I assume that $p \equiv 1$ (mod $q-1$), so I must show that this implies $q \not\equiv 1$ (mod $p-1$) then. The assumption implies that there is a $c$ such that $p-1 = c(q-1)$. In particular, since $c$ must be positive, this implies $q<p$. However, this is where I don't know how to continue with my computatio in order to show $q \not\equiv 1$ (mod $p-1$).

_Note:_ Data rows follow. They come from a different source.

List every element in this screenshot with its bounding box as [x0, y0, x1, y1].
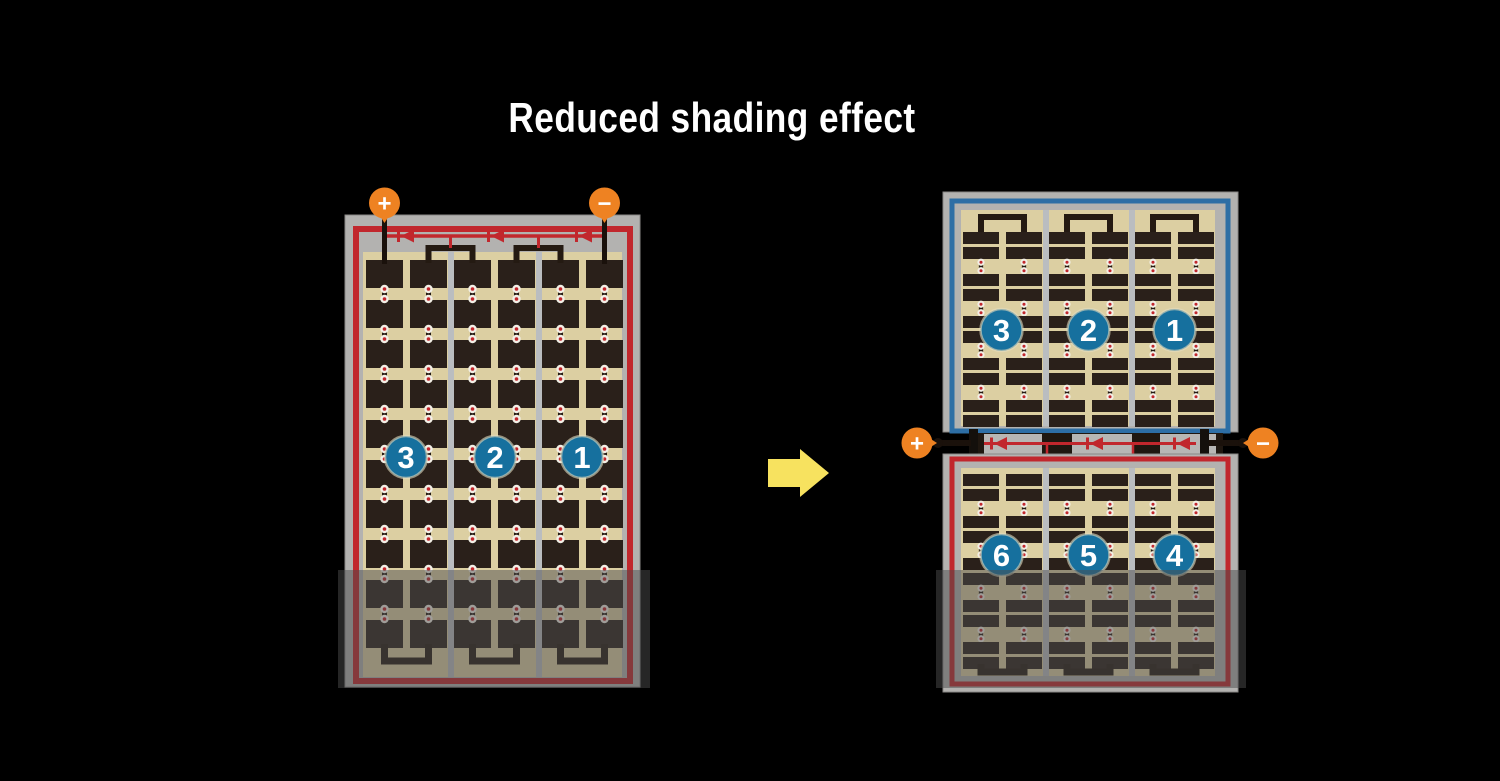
half-cut-cell	[1092, 289, 1128, 301]
solar-cell	[498, 540, 535, 568]
solar-cell	[586, 260, 623, 288]
terminal-label: +	[910, 431, 924, 458]
half-cut-cell	[1049, 400, 1085, 412]
half-cut-cell	[963, 247, 999, 259]
half-cut-cell	[963, 232, 999, 244]
half-cut-cell	[1006, 289, 1042, 301]
half-cut-cell	[1092, 373, 1128, 385]
half-cut-cell	[1092, 516, 1128, 528]
shading-effect-diagram: +−321321+−654	[0, 0, 1500, 781]
solar-cell	[542, 260, 579, 288]
half-cut-cell	[1135, 474, 1171, 486]
half-cut-cell	[1049, 373, 1085, 385]
string-number-badge: 2	[474, 436, 516, 478]
solar-cell	[498, 500, 535, 528]
half-cut-cell	[963, 400, 999, 412]
half-cut-cell	[1178, 516, 1214, 528]
solar-cell	[542, 340, 579, 368]
solar-cell	[366, 540, 403, 568]
half-cut-cell	[1178, 232, 1214, 244]
solar-cell	[542, 300, 579, 328]
half-cut-cell	[1178, 274, 1214, 286]
string-number-badge: 3	[385, 436, 427, 478]
half-cut-cell	[1178, 489, 1214, 501]
string-number-label: 1	[573, 440, 590, 475]
string-number-badge: 3	[981, 309, 1023, 351]
half-cut-cell	[1178, 247, 1214, 259]
half-cut-cell	[1178, 415, 1214, 427]
half-cut-cell	[1092, 474, 1128, 486]
half-cut-cell	[1092, 415, 1128, 427]
half-cut-cell	[1049, 289, 1085, 301]
string-number-label: 3	[993, 313, 1010, 348]
half-cut-cell	[963, 289, 999, 301]
half-cut-cell	[963, 516, 999, 528]
solar-cell	[498, 300, 535, 328]
half-cut-cell	[1006, 489, 1042, 501]
solar-cell	[542, 500, 579, 528]
half-cut-cell	[963, 415, 999, 427]
half-cut-cell	[1135, 274, 1171, 286]
terminal-lead	[382, 218, 387, 264]
half-cut-cell	[1135, 289, 1171, 301]
solar-cell	[454, 500, 491, 528]
solar-cell	[366, 340, 403, 368]
string-number-badge: 4	[1154, 534, 1196, 576]
half-cut-cell	[1178, 400, 1214, 412]
section-divider	[1043, 210, 1049, 426]
solar-cell	[366, 260, 403, 288]
half-cut-cell	[963, 358, 999, 370]
half-cut-cell	[1135, 232, 1171, 244]
half-cut-cell	[1006, 516, 1042, 528]
half-cut-cell	[1006, 274, 1042, 286]
half-cut-cell	[1092, 489, 1128, 501]
solar-cell	[454, 260, 491, 288]
half-cut-cell	[1092, 358, 1128, 370]
half-cut-cell	[1049, 489, 1085, 501]
string-number-badge: 1	[561, 436, 603, 478]
shading-overlay-right	[936, 570, 1246, 688]
solar-cell	[366, 380, 403, 408]
string-number-label: 5	[1080, 538, 1097, 573]
half-cut-cell	[1178, 358, 1214, 370]
half-cut-cell	[1006, 474, 1042, 486]
half-cut-cell	[1135, 516, 1171, 528]
half-cut-cell	[1135, 358, 1171, 370]
half-cut-cell	[1092, 232, 1128, 244]
half-cut-cell	[1049, 358, 1085, 370]
solar-cell	[410, 300, 447, 328]
half-cut-cell	[963, 373, 999, 385]
half-cut-cell	[1135, 373, 1171, 385]
string-number-badge: 6	[981, 534, 1023, 576]
half-cut-cell	[1178, 474, 1214, 486]
solar-cell	[586, 340, 623, 368]
solar-cell	[410, 380, 447, 408]
string-number-badge: 5	[1068, 534, 1110, 576]
half-cut-cell	[1135, 400, 1171, 412]
half-cut-cell	[1049, 247, 1085, 259]
half-cut-cell	[1135, 247, 1171, 259]
solar-cell	[498, 260, 535, 288]
right-module-top-half: 321	[943, 192, 1238, 432]
solar-cell	[542, 540, 579, 568]
shading-overlay-left	[338, 570, 650, 688]
solar-cell	[498, 340, 535, 368]
string-number-label: 6	[993, 538, 1010, 573]
solar-cell	[586, 540, 623, 568]
half-cut-cell	[1092, 274, 1128, 286]
half-cut-cell	[1178, 289, 1214, 301]
solar-cell	[498, 380, 535, 408]
half-cut-cell	[1049, 516, 1085, 528]
solar-cell	[410, 540, 447, 568]
half-cut-cell	[1135, 489, 1171, 501]
solar-cell	[366, 300, 403, 328]
section-divider	[1129, 210, 1135, 426]
half-cut-cell	[1006, 232, 1042, 244]
half-cut-cell	[963, 474, 999, 486]
solar-cell	[586, 500, 623, 528]
solar-cell	[586, 380, 623, 408]
solar-cell	[410, 340, 447, 368]
half-cut-cell	[963, 274, 999, 286]
solar-cell	[410, 260, 447, 288]
string-number-badge: 1	[1154, 309, 1196, 351]
terminal-label: −	[597, 191, 611, 218]
string-number-label: 2	[486, 440, 503, 475]
solar-cell	[366, 500, 403, 528]
half-cut-cell	[1049, 274, 1085, 286]
minus-terminal-icon: −	[1243, 428, 1279, 459]
plus-terminal-icon: +	[902, 428, 938, 459]
transform-arrow-icon	[768, 449, 829, 497]
half-cut-cell	[963, 489, 999, 501]
string-number-label: 1	[1166, 313, 1183, 348]
half-cut-cell	[1092, 247, 1128, 259]
terminal-lead	[602, 218, 607, 264]
string-number-label: 4	[1166, 538, 1184, 573]
string-number-label: 3	[397, 440, 414, 475]
half-cut-cell	[1049, 474, 1085, 486]
solar-cell	[454, 300, 491, 328]
solar-cell	[454, 340, 491, 368]
half-cut-cell	[1006, 247, 1042, 259]
half-cut-cell	[1178, 373, 1214, 385]
half-cut-cell	[1135, 415, 1171, 427]
half-cut-cell	[1049, 232, 1085, 244]
solar-cell	[542, 380, 579, 408]
half-cut-cell	[1006, 415, 1042, 427]
terminal-label: −	[1256, 431, 1270, 458]
half-cut-cell	[1092, 400, 1128, 412]
solar-cell	[586, 300, 623, 328]
solar-cell	[410, 500, 447, 528]
terminal-label: +	[377, 191, 391, 218]
half-cut-cell	[1006, 373, 1042, 385]
solar-cell	[454, 540, 491, 568]
half-cut-cell	[1006, 358, 1042, 370]
half-cut-cell	[1006, 400, 1042, 412]
string-number-badge: 2	[1068, 309, 1110, 351]
solar-cell	[454, 380, 491, 408]
string-number-label: 2	[1080, 313, 1097, 348]
half-cut-cell	[1049, 415, 1085, 427]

Could you please guide or explain me how to continue from here?
Best Answer
Q9y5 gives a quicker explanation, but the answer can still be seen starting from something similar to your approach. If $q\equiv1\mod(p-1)$, then $q=1+n(p-1)$ for some $n\in\mathbb{N}$, which leads to $\frac{q-1}{p-1}=n$. Alternatively, if $p\equiv1\mod(q-1)$ we get $\frac{p-1}{q-1}=m$ for some $m\in\mathbb{N}$. Neither $n$ nor $m$ is $1$ as this would imply $p=q$, but it clearly holds that $n=1/m$. However, both $n$ and $m$ are positive integers and not equal to one, so this is a contradiction and thus both of our assumptions cannot hold simultaneously. Note that we don't need to worry about division by 0 anywhere as 1 is not prime.